Mick Schumacher: „Radzę sobie z presją”

Syn siedmiokrotnego mistrza świata, który właśnie został mianowany kierowcą zespołu Haas na przyszły rok, twierdzi, że jest gotowy na wielkie zmagania.

opublikowany 02/12/2020 à 15:44

Gonzalo Forbes

0 Zobacz komentarze)

Mick Schumacher: „Radzę sobie z presją”

Nazwa Schumacher powraca Formuła 1. Dziewięć lat po tym, jak jego ojciec Michael przeszedł na emeryturę i ostatecznie przeszedł na emeryturę, Mick zadebiutuje w najwyższej kategorii. W tę środę, potwierdzono, że jest stałym kierowcą Haasa przynajmniej przez dwa kolejne sezony.

« Bardzo się cieszę, że zostało to potwierdzone, uśmiechnął się obecny przywódca F2. To spełnienie marzeń. Marzenie, za którym gonię od trzeciego roku życia. Nie mogę się doczekać rozpoczęcia pracy z zespołem ".

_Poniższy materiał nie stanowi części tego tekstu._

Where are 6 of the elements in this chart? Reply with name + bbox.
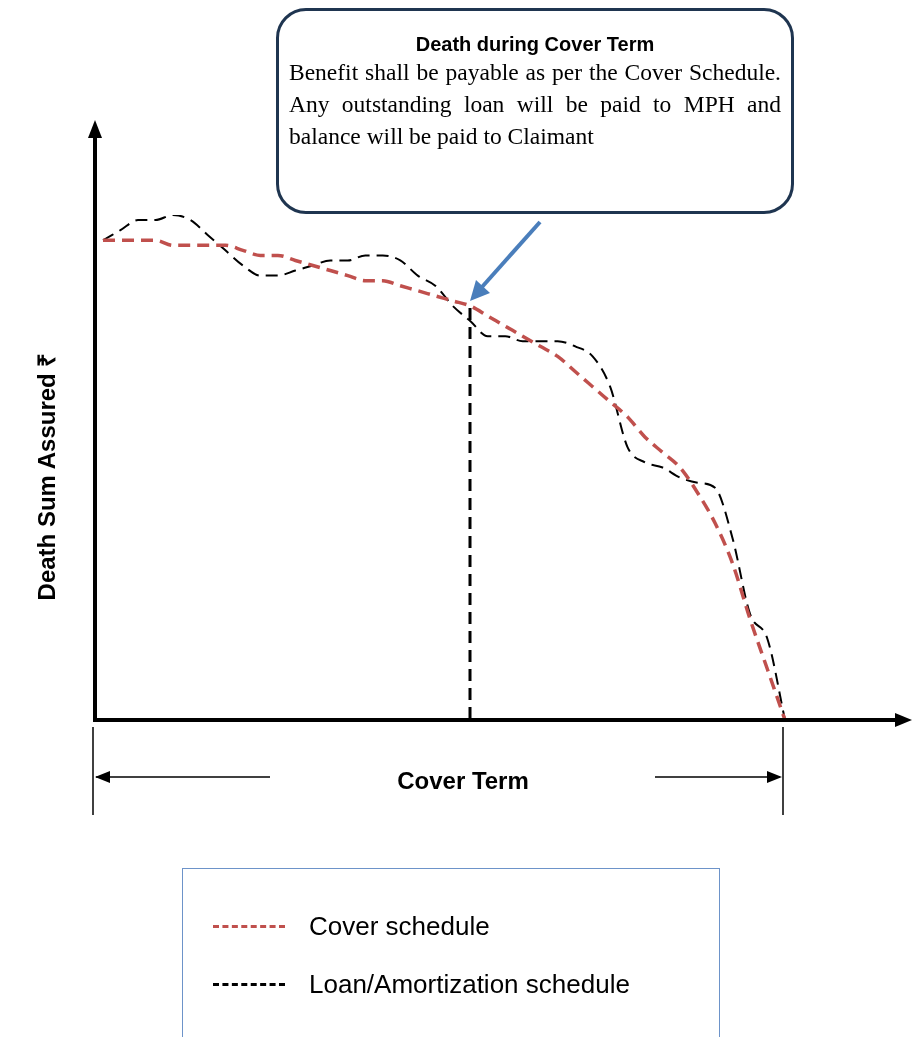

Bardzo wyczekiwany, częściowo ze względu na nazwisko, jakie nosi, a także ze względu na jego ostatnie występy, Mick Schumacher nie pozwala, aby presja go przygnębiała. Wręcz przeciwnie, radzi sobie z tym całkiem nieźle. „ Od małego byłem w centrum uwagi. Dałem sobie jednak radę z tą presją i powiedziałbym nawet, że daję sobie z nią radę i to całkiem nieźle.

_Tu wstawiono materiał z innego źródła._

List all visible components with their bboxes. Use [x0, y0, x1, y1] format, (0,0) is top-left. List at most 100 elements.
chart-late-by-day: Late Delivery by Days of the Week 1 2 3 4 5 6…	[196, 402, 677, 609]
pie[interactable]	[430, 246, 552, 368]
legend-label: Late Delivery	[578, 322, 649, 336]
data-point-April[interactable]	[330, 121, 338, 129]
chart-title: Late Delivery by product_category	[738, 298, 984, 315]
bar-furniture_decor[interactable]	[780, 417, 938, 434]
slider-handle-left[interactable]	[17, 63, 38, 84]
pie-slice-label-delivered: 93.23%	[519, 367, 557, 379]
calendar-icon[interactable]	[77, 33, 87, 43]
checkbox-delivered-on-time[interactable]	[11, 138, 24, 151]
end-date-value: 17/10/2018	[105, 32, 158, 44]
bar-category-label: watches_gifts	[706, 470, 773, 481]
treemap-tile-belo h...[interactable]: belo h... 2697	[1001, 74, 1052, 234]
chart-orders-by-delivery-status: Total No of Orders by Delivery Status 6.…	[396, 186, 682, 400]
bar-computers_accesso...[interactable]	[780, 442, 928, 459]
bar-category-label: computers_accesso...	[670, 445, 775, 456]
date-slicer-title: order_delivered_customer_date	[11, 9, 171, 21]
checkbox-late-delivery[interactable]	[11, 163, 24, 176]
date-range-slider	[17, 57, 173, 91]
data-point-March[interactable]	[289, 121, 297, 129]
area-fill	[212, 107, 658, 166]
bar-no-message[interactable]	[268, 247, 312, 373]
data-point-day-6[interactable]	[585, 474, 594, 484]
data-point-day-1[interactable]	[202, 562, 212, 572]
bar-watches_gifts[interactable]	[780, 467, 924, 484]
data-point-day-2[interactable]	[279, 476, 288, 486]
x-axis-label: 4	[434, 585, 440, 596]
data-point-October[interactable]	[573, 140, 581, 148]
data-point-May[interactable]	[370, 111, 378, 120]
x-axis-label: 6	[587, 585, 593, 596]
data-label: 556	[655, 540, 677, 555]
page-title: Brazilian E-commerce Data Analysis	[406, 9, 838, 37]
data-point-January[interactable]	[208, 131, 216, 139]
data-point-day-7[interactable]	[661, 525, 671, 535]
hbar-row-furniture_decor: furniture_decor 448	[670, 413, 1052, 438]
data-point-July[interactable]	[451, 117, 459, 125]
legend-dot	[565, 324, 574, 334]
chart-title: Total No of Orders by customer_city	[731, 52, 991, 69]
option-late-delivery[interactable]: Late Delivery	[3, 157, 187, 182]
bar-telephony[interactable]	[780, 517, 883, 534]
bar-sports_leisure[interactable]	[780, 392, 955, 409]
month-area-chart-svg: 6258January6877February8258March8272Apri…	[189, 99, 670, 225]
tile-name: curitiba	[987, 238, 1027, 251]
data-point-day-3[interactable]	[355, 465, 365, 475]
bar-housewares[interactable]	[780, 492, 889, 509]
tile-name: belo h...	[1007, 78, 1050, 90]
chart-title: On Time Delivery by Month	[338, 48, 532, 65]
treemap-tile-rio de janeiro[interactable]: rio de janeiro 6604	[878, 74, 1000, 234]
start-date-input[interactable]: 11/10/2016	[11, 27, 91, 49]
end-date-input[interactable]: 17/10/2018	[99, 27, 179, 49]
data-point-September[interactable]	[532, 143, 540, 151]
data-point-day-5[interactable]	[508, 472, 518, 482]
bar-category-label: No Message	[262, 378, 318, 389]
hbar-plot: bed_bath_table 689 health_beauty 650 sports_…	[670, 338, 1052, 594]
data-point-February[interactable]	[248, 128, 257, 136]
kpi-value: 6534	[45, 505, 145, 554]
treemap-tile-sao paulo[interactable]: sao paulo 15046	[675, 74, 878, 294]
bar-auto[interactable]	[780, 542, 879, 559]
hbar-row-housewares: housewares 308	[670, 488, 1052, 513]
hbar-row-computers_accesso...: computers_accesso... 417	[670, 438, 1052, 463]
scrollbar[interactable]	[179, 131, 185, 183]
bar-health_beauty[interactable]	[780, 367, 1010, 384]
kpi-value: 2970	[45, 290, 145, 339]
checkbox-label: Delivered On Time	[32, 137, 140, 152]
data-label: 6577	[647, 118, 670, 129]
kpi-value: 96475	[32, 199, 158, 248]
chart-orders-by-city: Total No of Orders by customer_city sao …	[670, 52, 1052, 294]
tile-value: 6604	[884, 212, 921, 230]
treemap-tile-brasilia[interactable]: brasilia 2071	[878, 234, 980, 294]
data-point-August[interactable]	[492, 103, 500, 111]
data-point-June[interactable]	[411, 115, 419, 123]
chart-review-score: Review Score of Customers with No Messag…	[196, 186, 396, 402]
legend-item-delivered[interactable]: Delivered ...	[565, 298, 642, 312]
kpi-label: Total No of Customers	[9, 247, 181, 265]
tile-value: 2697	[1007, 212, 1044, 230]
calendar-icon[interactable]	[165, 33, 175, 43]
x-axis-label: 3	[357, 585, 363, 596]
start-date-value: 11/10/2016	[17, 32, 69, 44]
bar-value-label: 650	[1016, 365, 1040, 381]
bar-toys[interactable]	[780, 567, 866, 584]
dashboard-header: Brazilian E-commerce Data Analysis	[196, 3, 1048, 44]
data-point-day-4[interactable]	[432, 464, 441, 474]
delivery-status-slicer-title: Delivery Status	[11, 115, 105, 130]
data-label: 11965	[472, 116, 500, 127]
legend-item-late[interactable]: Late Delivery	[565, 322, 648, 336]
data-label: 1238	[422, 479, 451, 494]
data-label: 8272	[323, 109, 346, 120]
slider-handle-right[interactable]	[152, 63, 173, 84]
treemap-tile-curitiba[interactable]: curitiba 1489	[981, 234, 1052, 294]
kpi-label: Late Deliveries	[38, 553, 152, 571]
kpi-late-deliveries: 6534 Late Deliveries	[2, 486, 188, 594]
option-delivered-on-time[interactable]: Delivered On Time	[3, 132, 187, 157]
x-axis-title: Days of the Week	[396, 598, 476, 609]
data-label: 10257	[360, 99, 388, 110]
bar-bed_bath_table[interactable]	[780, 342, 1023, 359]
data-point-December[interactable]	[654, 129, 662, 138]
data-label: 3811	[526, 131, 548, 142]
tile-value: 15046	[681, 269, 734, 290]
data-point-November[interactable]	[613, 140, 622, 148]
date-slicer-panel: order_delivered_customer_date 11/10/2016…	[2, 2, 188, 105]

Myślę, że wyniki mówią same za siebie. W przyszłym roku będę nadal robić to samo, co zwykle, utrzymując obecne tempo. ".

Presja, z którą będzie musiał się zmierzyć, zwłaszcza że dołączy do zespołu, który od kilku sezonów przeżywa ogromne trudności. Ale nie martw się o syna Czerwonego Barona. „ Nie boję się. Myślę, że zespół ma duże doświadczenie i bardzo dobrą kadrę. Jestem pewien, że w końcu uda im się wykonać dobrą robotę. (...) W ogóle się nie boję. Nie mogę się doczekać, aż tam dotrę i zacznę pracę ".

Gonzalo Forbes

Odpowiedzialny za formuły promocji (F2, F3, FRECA, F4...). Niesiony dzięki łasce Franco Colapinto.